No, she said. My turn to look a bit puzzled, but my pen was poised, I was eager to find out a new secret ingredient to South Acton’s future desirability….   I like it because it is my home, she said.

(She didn’t add “silly!!” but her friendly smile said as much).

Every place tells a story

I’ve had this phrase pottering about in my thoughts for years. Wouldn’t it be great if we could truly imagine what a place could be like after 15 years of planned change. We can only guess, in an aspirational way, and as masterplanners we strive to build consensus around ‘visions for the future’ of the places in our projects. This is all well and good for our worthy discussions about ‘what makes great places’. But the real experience of the everyday in that place will have thousands of changing interpretations that come down to the personal stories people attach to it. I am interested in those stories. I could never accurately document them as part of my job as it would always be vastly unrepresentative and selective.

 What makes a place good or bad is embedded in any person’s own experience of it. How many of us never want to go back to a place because we have a negative memory associated with it, and how many times have you heard someone say- I can’t go back, I had such a good time there I don’t want to spoil the memory. Neither makes a case for the physical attributes of the place.

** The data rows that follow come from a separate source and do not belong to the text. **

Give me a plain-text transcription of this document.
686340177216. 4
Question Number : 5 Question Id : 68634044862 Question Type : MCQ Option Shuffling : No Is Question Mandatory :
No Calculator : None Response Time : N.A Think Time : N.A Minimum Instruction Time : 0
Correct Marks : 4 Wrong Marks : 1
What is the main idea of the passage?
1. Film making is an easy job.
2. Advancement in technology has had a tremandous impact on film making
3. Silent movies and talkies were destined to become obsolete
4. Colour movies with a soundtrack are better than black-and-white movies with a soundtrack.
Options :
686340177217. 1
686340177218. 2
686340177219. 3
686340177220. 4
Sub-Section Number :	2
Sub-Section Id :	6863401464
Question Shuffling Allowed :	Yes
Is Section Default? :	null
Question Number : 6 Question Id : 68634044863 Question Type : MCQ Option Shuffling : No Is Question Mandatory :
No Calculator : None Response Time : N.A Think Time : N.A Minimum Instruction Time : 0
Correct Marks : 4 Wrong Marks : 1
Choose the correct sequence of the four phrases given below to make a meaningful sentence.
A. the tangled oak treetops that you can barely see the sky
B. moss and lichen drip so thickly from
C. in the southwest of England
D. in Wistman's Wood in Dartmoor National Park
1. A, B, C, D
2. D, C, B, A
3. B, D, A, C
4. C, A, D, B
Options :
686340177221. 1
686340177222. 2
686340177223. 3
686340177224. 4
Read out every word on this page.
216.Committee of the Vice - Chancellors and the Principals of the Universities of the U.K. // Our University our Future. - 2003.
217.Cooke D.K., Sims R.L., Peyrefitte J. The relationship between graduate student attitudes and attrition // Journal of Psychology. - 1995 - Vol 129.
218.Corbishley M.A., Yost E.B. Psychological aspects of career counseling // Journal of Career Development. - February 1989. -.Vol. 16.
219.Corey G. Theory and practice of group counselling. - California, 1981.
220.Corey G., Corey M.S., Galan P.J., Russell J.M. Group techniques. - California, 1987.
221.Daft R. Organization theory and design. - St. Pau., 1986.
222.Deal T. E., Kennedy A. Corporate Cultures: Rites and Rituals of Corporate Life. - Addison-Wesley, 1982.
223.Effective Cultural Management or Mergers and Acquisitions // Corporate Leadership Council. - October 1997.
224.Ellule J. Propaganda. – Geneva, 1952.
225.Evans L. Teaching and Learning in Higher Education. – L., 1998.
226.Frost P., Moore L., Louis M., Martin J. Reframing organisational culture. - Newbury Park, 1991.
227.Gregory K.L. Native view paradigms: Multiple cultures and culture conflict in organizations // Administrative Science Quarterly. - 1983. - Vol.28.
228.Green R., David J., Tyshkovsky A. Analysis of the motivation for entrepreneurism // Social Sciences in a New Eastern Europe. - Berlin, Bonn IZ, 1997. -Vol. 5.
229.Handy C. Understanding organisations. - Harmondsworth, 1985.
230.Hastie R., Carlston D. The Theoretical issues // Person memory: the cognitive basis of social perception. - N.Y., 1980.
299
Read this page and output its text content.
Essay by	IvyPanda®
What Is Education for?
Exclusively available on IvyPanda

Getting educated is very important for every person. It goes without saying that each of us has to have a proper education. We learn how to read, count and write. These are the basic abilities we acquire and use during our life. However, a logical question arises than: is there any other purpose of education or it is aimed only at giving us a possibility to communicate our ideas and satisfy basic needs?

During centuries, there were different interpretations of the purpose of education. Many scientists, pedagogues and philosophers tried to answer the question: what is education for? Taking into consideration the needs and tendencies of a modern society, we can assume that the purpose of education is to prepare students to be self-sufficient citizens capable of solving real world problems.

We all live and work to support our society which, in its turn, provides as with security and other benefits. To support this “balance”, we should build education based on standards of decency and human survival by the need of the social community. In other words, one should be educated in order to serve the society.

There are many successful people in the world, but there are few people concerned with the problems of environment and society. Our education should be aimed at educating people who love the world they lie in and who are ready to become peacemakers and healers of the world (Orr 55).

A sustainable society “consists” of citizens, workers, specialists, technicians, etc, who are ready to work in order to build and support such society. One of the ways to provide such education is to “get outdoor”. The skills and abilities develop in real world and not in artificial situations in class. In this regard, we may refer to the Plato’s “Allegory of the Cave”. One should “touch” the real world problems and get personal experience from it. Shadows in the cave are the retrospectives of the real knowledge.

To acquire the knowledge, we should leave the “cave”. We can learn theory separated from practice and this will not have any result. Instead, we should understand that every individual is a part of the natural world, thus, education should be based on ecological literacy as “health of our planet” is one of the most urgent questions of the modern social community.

When we start talking about home, it becomes even more about the perceptions and experience of the individual. Ask anyone what home means to them. After all, the word HOME has ME in it.

In the professional world of regeneration of course we use the word ‘home’ whenever we remember to – it sounds so much better than ‘housing’. But who are we to say what home means to a yet unidentified occupant of a house?

 (There is no ME in HOUSE)

I’m reading Anatomy of a Disappearance by Hisham Matar. In it a 14 year old boy shows his step mother his boarding school bedroom. “The room embarrassed me; you want the people you love to desire your places”. 

Heart is where the home is. Home is where the heart is. No heart is the same as another. Every home tells a thousand stories.